LibreCat / Catmandu

Catmandu - a data processing toolkit
https://librecat.org
177 stars 31 forks source link

Crap detector #50

Open phochste opened 10 years ago

phochste commented 10 years ago

Would be nice to have some crap detector software to find bad characters or encoding problems.

E.g. --find patterns of double encoded UTF08 in data input --find valid but illegal control fields (e.g. these darlings kept me busy for some hours today: http://unicode-search.net/unicode-namesearch.pl?term=separator)

Any ideas which modules could be of help?

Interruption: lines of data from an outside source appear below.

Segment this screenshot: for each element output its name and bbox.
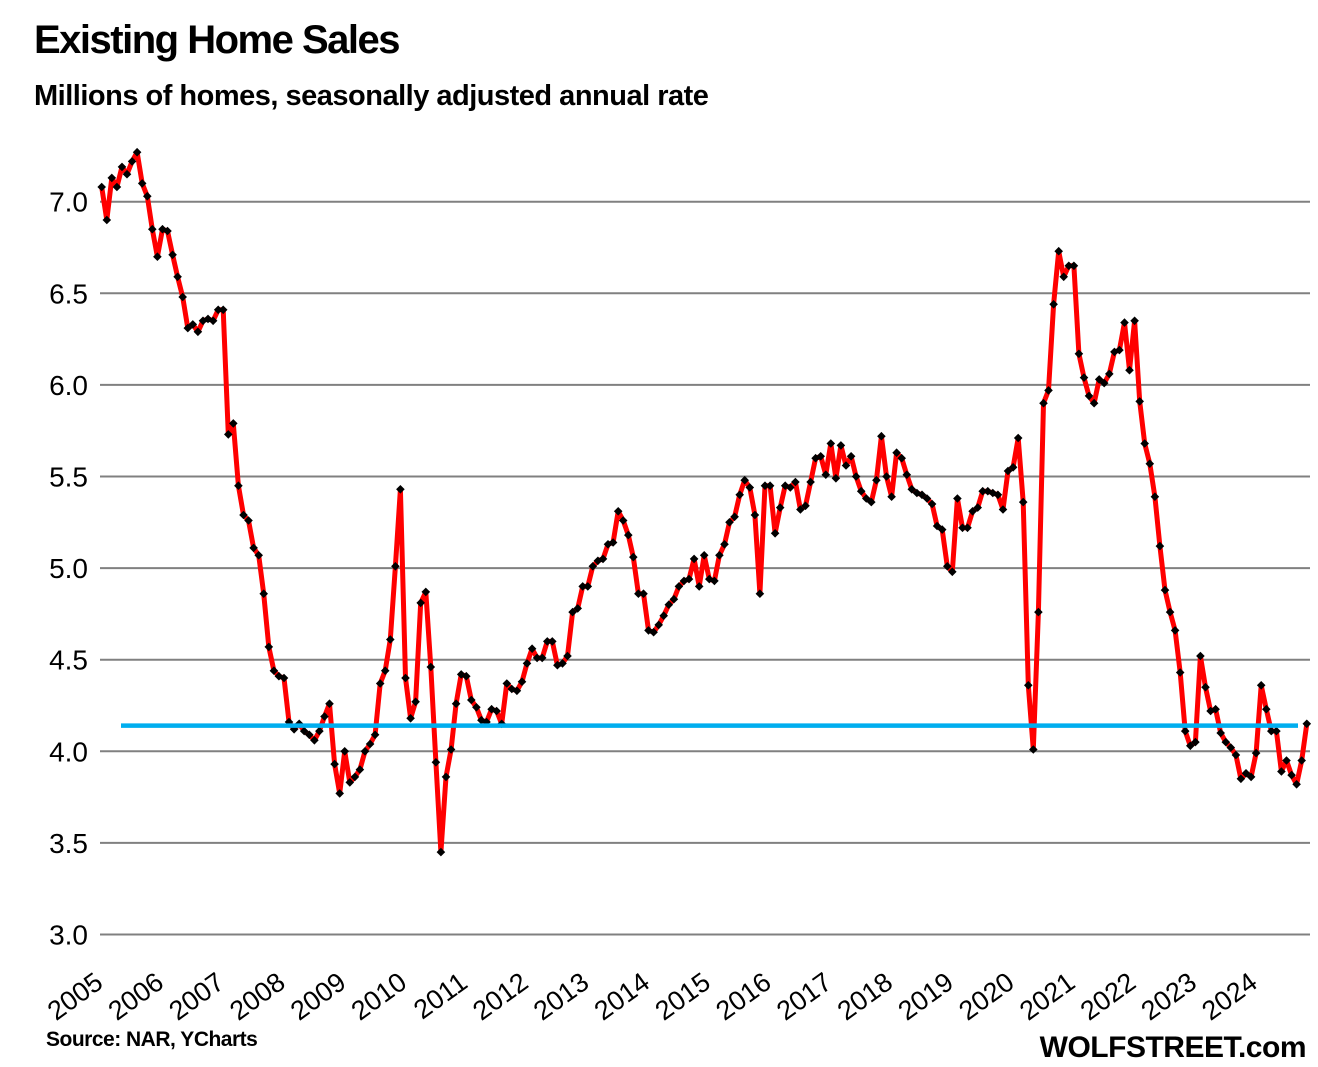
x-axis-tick-label: 2013	[528, 967, 594, 1027]
y-axis-tick-label: 5.5	[49, 462, 88, 493]
x-axis-tick-label: 2011	[408, 967, 473, 1025]
chart-title: Existing Home Sales	[34, 18, 400, 62]
x-axis-tick-label: 2020	[953, 967, 1019, 1027]
x-axis-tick-label: 2015	[650, 967, 716, 1027]
y-axis-tick-label: 6.0	[49, 370, 88, 401]
branding-wolfstreet: WOLFSTREET.com	[1039, 1031, 1307, 1064]
x-axis-tick-label: 2006	[103, 967, 169, 1027]
x-axis-tick-label: 2023	[1136, 967, 1202, 1027]
x-axis-tick-label: 2018	[832, 967, 898, 1027]
data-point-markers	[97, 147, 1312, 857]
y-axis-tick-label: 3.5	[49, 828, 88, 859]
y-axis-tick-label: 4.0	[49, 736, 88, 767]
y-axis-tick-label: 3.0	[49, 920, 88, 951]
x-axis-tick-label: 2016	[710, 967, 776, 1027]
x-axis-tick-label: 2024	[1196, 967, 1262, 1027]
x-axis-tick-label: 2019	[893, 967, 959, 1027]
y-axis-tick-label: 6.5	[49, 278, 88, 309]
x-axis-tick-label: 2017	[771, 967, 837, 1027]
x-axis-tick-label: 2008	[224, 967, 290, 1027]
chart-subtitle: Millions of homes, seasonally adjusted a…	[34, 80, 709, 112]
y-axis-tick-label: 4.5	[49, 645, 88, 676]
series-line-existing-home-sales	[99, 149, 1310, 855]
x-axis-tick-label: 2005	[42, 967, 108, 1027]
x-axis-tick-label: 2007	[164, 967, 230, 1027]
x-axis-tick-label: 2022	[1075, 967, 1141, 1027]
y-axis-tick-label: 5.0	[49, 553, 88, 584]
x-axis-tick-label: 2012	[467, 967, 533, 1027]
y-axis-tick-label: 7.0	[49, 187, 88, 218]
x-axis-tick-label: 2009	[285, 967, 351, 1027]
x-axis-tick-label: 2010	[346, 967, 412, 1027]
x-axis-tick-label: 2021	[1014, 967, 1080, 1027]
source-note: Source: NAR, YCharts	[46, 1028, 258, 1051]
x-axis-tick-label: 2014	[589, 967, 655, 1027]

pietsch commented 10 years ago

How about this (culled from https://unix.stackexchange.com/questions/6516/filtering-invalid-utf8 )?

perl -l -ne '/
 ^( ([\x00-\x7F])              # 1-byte pattern
   |([\xC2-\xDF][\x80-\xBF])   # 2-byte pattern
   |((([\xE0][\xA0-\xBF])|([\xED][\x80-\x9F])|([\xE1-\xEC\xEE-\xEF][\x80-\xBF]))([\x80-\xBF])) # 3-byte pattern
   |((([\xF0][\x90-\xBF])|([\xF1-\xF3][\x80-\xBF])|([\xF4][\x80-\x8F]))([\x80-\xBF]{2}))       # 4-byte pattern
  )*$ /x or print'

Regarding control fields, Wikipedia has some material: https://en.wikipedia.org/wiki/C0_and_C1_control_codes https://en.wikipedia.org/wiki/Unicode_control_characters

I am not sure what you mean by “valid but illegal”. Does it depend on context?

phochste commented 10 years ago

Yes along these lines. Valid but illegal: I meant valid e.g. 0x1E (Record Separator) is valid but you wouldn't expect this as a MARC field value (this gave us issues with indexing the data in Solr).

I was thinking of some kind of Catmandu Cmd that could do an analysis of a bytestream and just provide you with some statistical information on characters used. This many alphanum, this many control codes, this many illegal utf8.

pietsch commented 10 years ago

Will Encode::Guess perhaps do the job?

On an openSUSE server, you have /usr/bin/guess_encoding. It's a GPLv2 Perl script but weirdly I cannot find the code online, so I put it in a gist.